I live down the street from their base in St. Paul and quite frankly I think they suck. At first I thought they were a novel idea, but over the past couple of years my opinion of them changed. I can hear them a block away from my house and they have little respect for the neighborhoods they travel through. Since their arrival I've seen public urination and people vomiting on traffic. Nice. They aren't 'calming' traffic (and for what it's worth, I've never had any issues crossing streets in St. Paul or Minneapolis)- they cause traffic delays and the potential for accidents as motorists try to get out from behind them. Just this week I was on a city bus that got stuck behind one of them for several blocks. The bus driver couldn't pass them, it slowed the bus enough that the route fell behind schedule and many of us on the bus missed our transfers as a result. Thanks for that, Pedal Pub driver. If you want to tour the city while getting trashed, why don't you just rent a party bus instead?

Anna said...

I do have to say, they are SO LOUD. I am not a hipster, but an employed professional who showers regularly, and I have to say they are uniquely loud. There's no need to bitch about them or start a facebook page though.

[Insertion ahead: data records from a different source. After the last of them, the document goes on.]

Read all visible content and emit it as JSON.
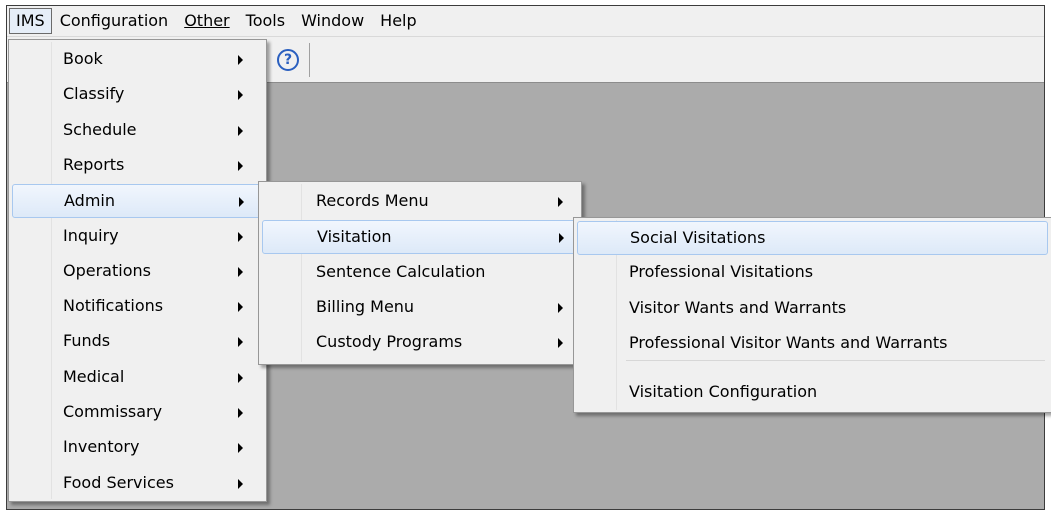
{
  "menubar": {
    "items": [
      "IMS",
      "Configuration",
      "Other",
      "Tools",
      "Window",
      "Help"
    ],
    "active_index": 0
  },
  "toolbar": {
    "help_icon": "help-circle-icon",
    "help_glyph": "?"
  },
  "menu_main": {
    "items": [
      {
        "label": "Book",
        "submenu": true
      },
      {
        "label": "Classify",
        "submenu": true
      },
      {
        "label": "Schedule",
        "submenu": true
      },
      {
        "label": "Reports",
        "submenu": true
      },
      {
        "label": "Admin",
        "submenu": true,
        "highlighted": true
      },
      {
        "label": "Inquiry",
        "submenu": true
      },
      {
        "label": "Operations",
        "submenu": true
      },
      {
        "label": "Notifications",
        "submenu": true
      },
      {
        "label": "Funds",
        "submenu": true
      },
      {
        "label": "Medical",
        "submenu": true
      },
      {
        "label": "Commissary",
        "submenu": true
      },
      {
        "label": "Inventory",
        "submenu": true
      },
      {
        "label": "Food Services",
        "submenu": true
      }
    ]
  },
  "menu_admin": {
    "items": [
      {
        "label": "Records Menu",
        "submenu": true
      },
      {
        "label": "Visitation",
        "submenu": true,
        "highlighted": true
      },
      {
        "label": "Sentence Calculation",
        "submenu": false
      },
      {
        "label": "Billing Menu",
        "submenu": true
      },
      {
        "label": "Custody Programs",
        "submenu": true
      }
    ]
  },
  "menu_visitation": {
    "items": [
      {
        "label": "Social Visitations",
        "highlighted": true
      },
      {
        "label": "Professional Visitations"
      },
      {
        "label": "Visitor Wants and Warrants"
      },
      {
        "label": "Professional Visitor Wants and Warrants"
      },
      {
        "label": "Visitation Configuration"
      }
    ]
  },
  "colors": {
    "workspace": "#ababab",
    "menu_bg": "#f0f0f0",
    "highlight_border": "#a8c8ef",
    "help_blue": "#2a5fbf"
  }
}
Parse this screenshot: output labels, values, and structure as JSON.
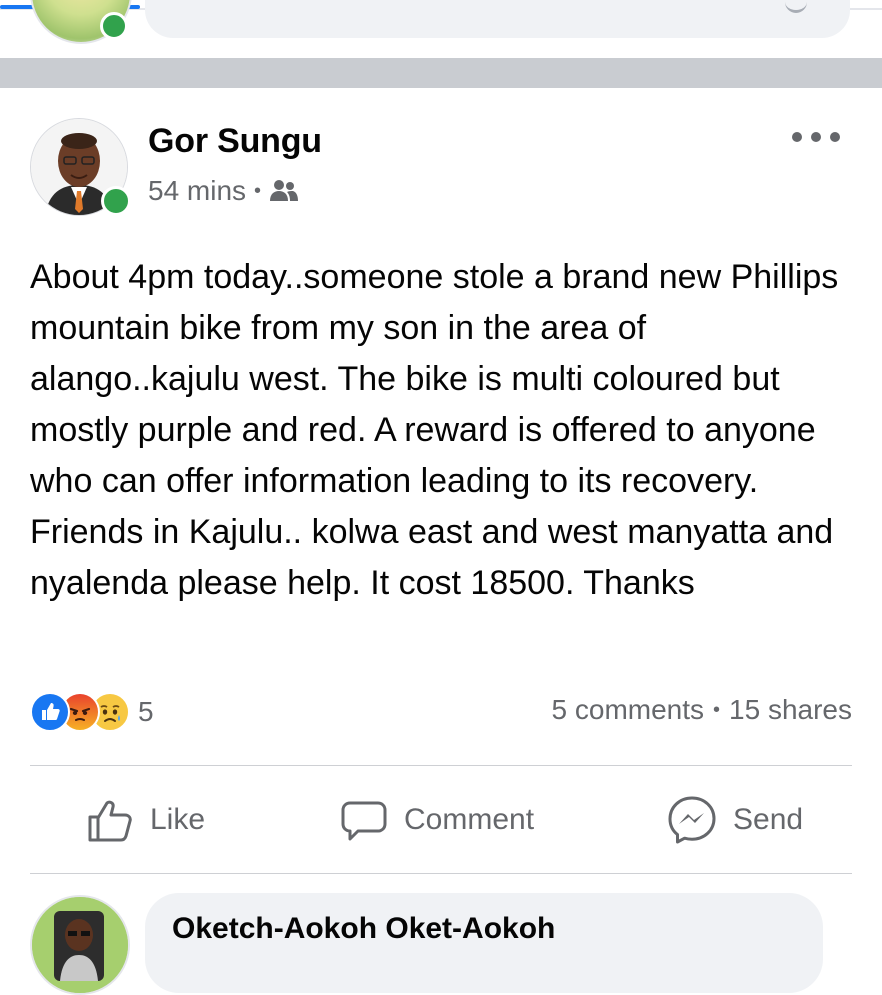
{
  "post": {
    "author": "Gor Sungu",
    "time": "54 mins",
    "separator": "•",
    "privacy_icon": "friends-icon",
    "text": "About 4pm today..someone stole a brand new Phillips mountain bike from my son in the area of alango..kajulu west. The bike is multi coloured but mostly purple and red. A reward is offered to anyone who can offer information leading to its recovery. Friends in Kajulu.. kolwa east and west manyatta and nyalenda please help. It cost 18500. Thanks",
    "reaction_count": "5",
    "comments": "5 comments",
    "shares": "15 shares"
  },
  "actions": {
    "like": "Like",
    "comment": "Comment",
    "send": "Send"
  },
  "comment_preview": {
    "author": "Oketch-Aokoh Oket-Aokoh"
  },
  "colors": {
    "accent": "#1877f2",
    "online": "#31a24c",
    "secondary_text": "#65676b",
    "separator": "#c9ccd1"
  }
}
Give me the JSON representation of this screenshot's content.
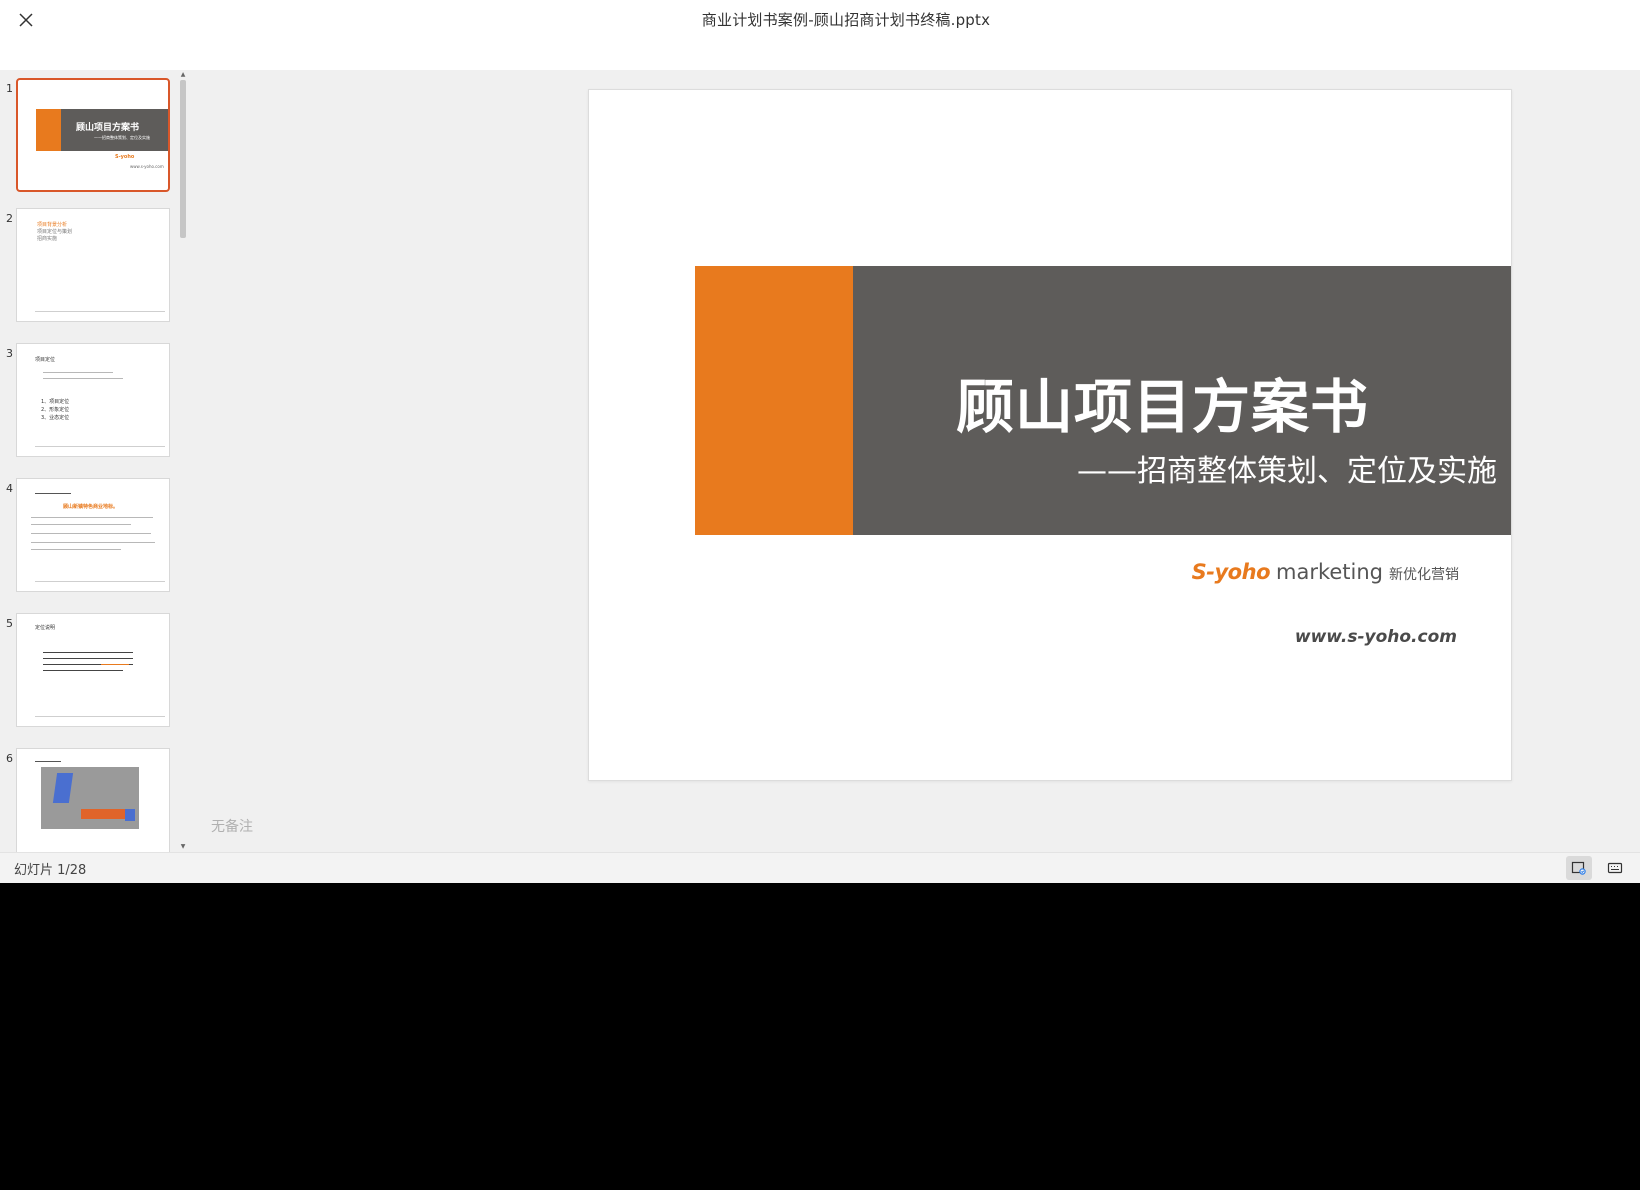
{
  "header": {
    "title": "商业计划书案例-顾山招商计划书终稿.pptx",
    "close_icon": "close-icon"
  },
  "thumbnails": [
    {
      "number": "1",
      "active": true
    },
    {
      "number": "2",
      "active": false
    },
    {
      "number": "3",
      "active": false
    },
    {
      "number": "4",
      "active": false
    },
    {
      "number": "5",
      "active": false
    },
    {
      "number": "6",
      "active": false
    }
  ],
  "thumb_text": {
    "t1_title": "顾山项目方案书",
    "t1_sub": "——招商整体策划、定位及实施",
    "t1_logo": "S-yoho",
    "t1_url": "www.s-yoho.com",
    "t2_item1": "项目背景分析",
    "t2_item2": "项目定位与策划",
    "t2_item3": "招商实施",
    "t3_head": "项目定位",
    "t3_line1": "1、项目定位",
    "t3_line2": "2、形象定位",
    "t3_line3": "3、业态定位",
    "t4_head": "顾山新镇特色商业地标。",
    "t5_head": "定位说明"
  },
  "slide": {
    "title": "顾山项目方案书",
    "subtitle": "——招商整体策划、定位及实施",
    "logo_mark": "S-yoho",
    "logo_word": "marketing",
    "logo_cn": "新优化营销",
    "url": "www.s-yoho.com"
  },
  "notes": {
    "placeholder": "无备注"
  },
  "status": {
    "slide_counter": "幻灯片 1/28"
  },
  "colors": {
    "accent_orange": "#e87a1e",
    "band_gray": "#5e5c5a",
    "active_thumb_border": "#d9572a"
  }
}
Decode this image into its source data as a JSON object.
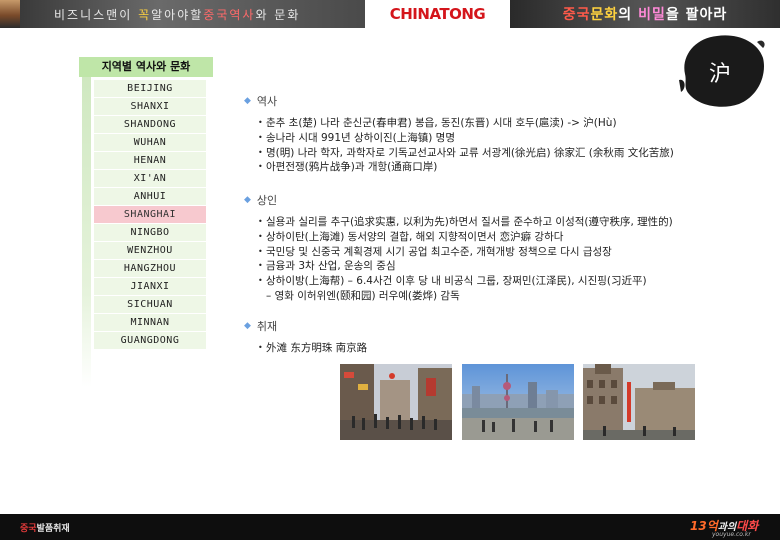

Call the cops for excessive noise after 7 pm and they will come right out and tell the noisy drunks to STFU

Bob Roscoe said...

This pee pub article by Bill Lindeke is one of his best, and says as much about urban America today as Jane Jacobs did a generation ago. He could have named his treatise 'Paradise Lost' - wait - that's already been taken.

Anonymous said...

Why all the hate you're the definition of a hipster. Anyways the Twin Cities is like Gomorrah without all the fun of Sodom. I mean it's alright but let's be honest the Twin Cities are like a jumped up Milwaukee.